Pedro III of Aragon was, says Molist, possibly the most audacious king in the history of Spain and, despite this, he is almost unknown. He promised his wife Constance, the daughter of the king of Sicily who had been assassinated by the French, that he would avenge her father’s death and take back the kingdom.
And so he did, but when Constanza arrived in Sicily from Aragon with three of her six children, he crowned her queen and went off to a duel to the death in France, leaving her with “a mess of care” on the island, Molist explains.
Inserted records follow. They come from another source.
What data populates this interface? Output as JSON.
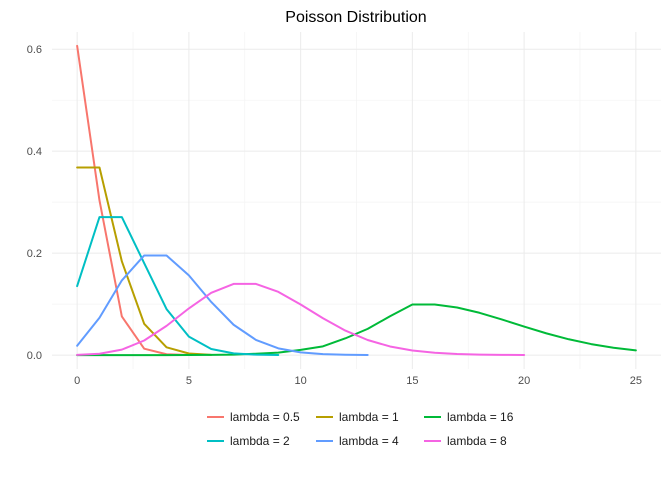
{
  "chart_data": {
    "type": "line",
    "title": "Poisson Distribution",
    "xlabel": "",
    "ylabel": "",
    "xlim": [
      0,
      25
    ],
    "ylim": [
      0,
      0.6065
    ],
    "x_ticks": [
      0,
      5,
      10,
      15,
      20,
      25
    ],
    "y_ticks": [
      0.0,
      0.2,
      0.4,
      0.6
    ],
    "x_tick_labels": [
      "0",
      "5",
      "10",
      "15",
      "20",
      "25"
    ],
    "y_tick_labels": [
      "0.0",
      "0.2",
      "0.4",
      "0.6"
    ],
    "grid": true,
    "legend_position": "bottom",
    "x": [
      0,
      1,
      2,
      3,
      4,
      5,
      6,
      7,
      8,
      9,
      10,
      11,
      12,
      13,
      14,
      15,
      16,
      17,
      18,
      19,
      20,
      21,
      22,
      23,
      24,
      25
    ],
    "series": [
      {
        "name": "lambda = 0.5",
        "color": "#F8766D",
        "points": [
          [
            0,
            0.6065
          ],
          [
            1,
            0.3033
          ],
          [
            2,
            0.0758
          ],
          [
            3,
            0.0126
          ],
          [
            4,
            0.0016
          ],
          [
            5,
            0.0002
          ]
        ]
      },
      {
        "name": "lambda = 1",
        "color": "#B79F00",
        "points": [
          [
            0,
            0.3679
          ],
          [
            1,
            0.3679
          ],
          [
            2,
            0.1839
          ],
          [
            3,
            0.0613
          ],
          [
            4,
            0.0153
          ],
          [
            5,
            0.0031
          ],
          [
            6,
            0.0005
          ]
        ]
      },
      {
        "name": "lambda = 16",
        "color": "#00BA38",
        "points": [
          [
            0,
            0.0
          ],
          [
            1,
            0.0
          ],
          [
            2,
            0.0
          ],
          [
            3,
            0.0
          ],
          [
            4,
            0.0
          ],
          [
            5,
            0.0001
          ],
          [
            6,
            0.0004
          ],
          [
            7,
            0.001
          ],
          [
            8,
            0.0026
          ],
          [
            9,
            0.0049
          ],
          [
            10,
            0.0102
          ],
          [
            11,
            0.0171
          ],
          [
            12,
            0.0328
          ],
          [
            13,
            0.0514
          ],
          [
            14,
            0.0762
          ],
          [
            15,
            0.0992
          ],
          [
            16,
            0.0992
          ],
          [
            17,
            0.0934
          ],
          [
            18,
            0.083
          ],
          [
            19,
            0.0699
          ],
          [
            20,
            0.0559
          ],
          [
            21,
            0.0426
          ],
          [
            22,
            0.031
          ],
          [
            23,
            0.0216
          ],
          [
            24,
            0.0144
          ],
          [
            25,
            0.0092
          ]
        ]
      },
      {
        "name": "lambda = 2",
        "color": "#00BFC4",
        "points": [
          [
            0,
            0.1353
          ],
          [
            1,
            0.2707
          ],
          [
            2,
            0.2707
          ],
          [
            3,
            0.1804
          ],
          [
            4,
            0.0902
          ],
          [
            5,
            0.0361
          ],
          [
            6,
            0.012
          ],
          [
            7,
            0.0034
          ],
          [
            8,
            0.0009
          ],
          [
            9,
            0.0002
          ]
        ]
      },
      {
        "name": "lambda = 4",
        "color": "#619CFF",
        "points": [
          [
            0,
            0.0183
          ],
          [
            1,
            0.0733
          ],
          [
            2,
            0.1465
          ],
          [
            3,
            0.1954
          ],
          [
            4,
            0.1954
          ],
          [
            5,
            0.1563
          ],
          [
            6,
            0.1042
          ],
          [
            7,
            0.0595
          ],
          [
            8,
            0.0298
          ],
          [
            9,
            0.0132
          ],
          [
            10,
            0.0053
          ],
          [
            11,
            0.0019
          ],
          [
            12,
            0.0006
          ],
          [
            13,
            0.0002
          ]
        ]
      },
      {
        "name": "lambda = 8",
        "color": "#F564E3",
        "points": [
          [
            0,
            0.0003
          ],
          [
            1,
            0.0027
          ],
          [
            2,
            0.0107
          ],
          [
            3,
            0.0286
          ],
          [
            4,
            0.0573
          ],
          [
            5,
            0.0916
          ],
          [
            6,
            0.1221
          ],
          [
            7,
            0.1396
          ],
          [
            8,
            0.1396
          ],
          [
            9,
            0.1241
          ],
          [
            10,
            0.0993
          ],
          [
            11,
            0.0722
          ],
          [
            12,
            0.0481
          ],
          [
            13,
            0.0296
          ],
          [
            14,
            0.0169
          ],
          [
            15,
            0.009
          ],
          [
            16,
            0.0045
          ],
          [
            17,
            0.0021
          ],
          [
            18,
            0.0009
          ],
          [
            19,
            0.0004
          ],
          [
            20,
            0.0002
          ]
        ]
      }
    ]
  }
}
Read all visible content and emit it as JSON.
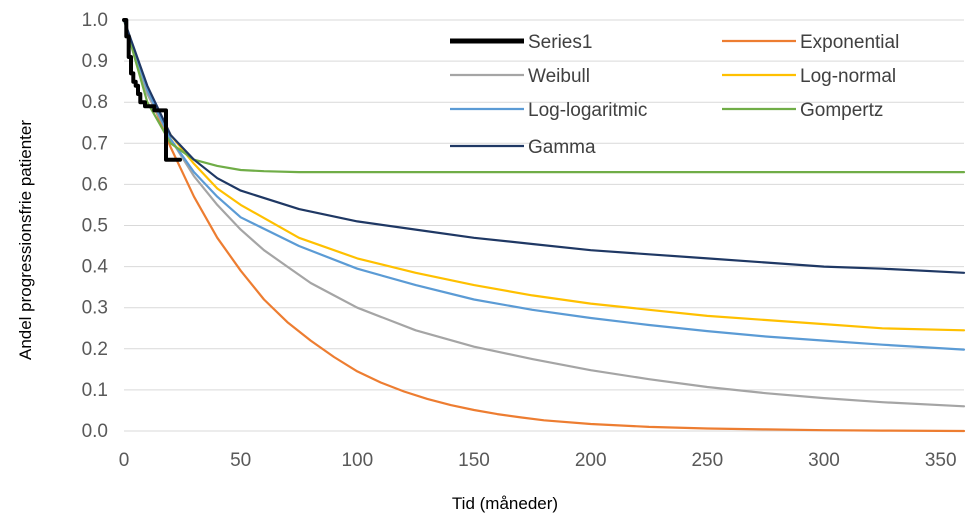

Hence the title of the novel, “The queen alone.”
A court full of conspiracies, popular revolts and faced with the greatest powers of the time, among them France and the Pope, also French, who were determined to conquer Sicily.
But in the novel, the writer not only resurrects Constanza de Aragón y Sicilia “but two other women so strong or stronger than her that it seems incredible that they lived in the 13th century”.
The antagonist of the queen of Sicily is Macalda, a very ambitious and powerful Sicilian lady, with an army of her own that led on horseback with armor on, a chess champion and a great seductress in the halls, she recalls.
The third of the novel’s female protagonists is fictional but recovers the spirit of the members of the Almogávares tribe, a group of warriors who caused panic, terror and admiration in the Mediterranean of the time.
Molist explains how, according to a chronicler of the time, on one occasion when the men of the tribe were on the other side of the Mediterranean, the Genoese took the opportunity to try to take the city with 25 galleys and thousands of men, but the Almogávar women ” got beat up. ”
The novelist, who has won awards such as the Alfonso X el Sabio or Fernando Lara Historical Novel Award, believes that the lack of knowledge that exists about this time may be due to the fact that the Church dominated Spain for a long time and in this period there was a direct confrontation with the Pope.
And furthermore, he says, although the Spanish adventure in the Mediterranean continued, the one undertaken in America “was so splendid that, somehow, there are facts that have been forgotten.”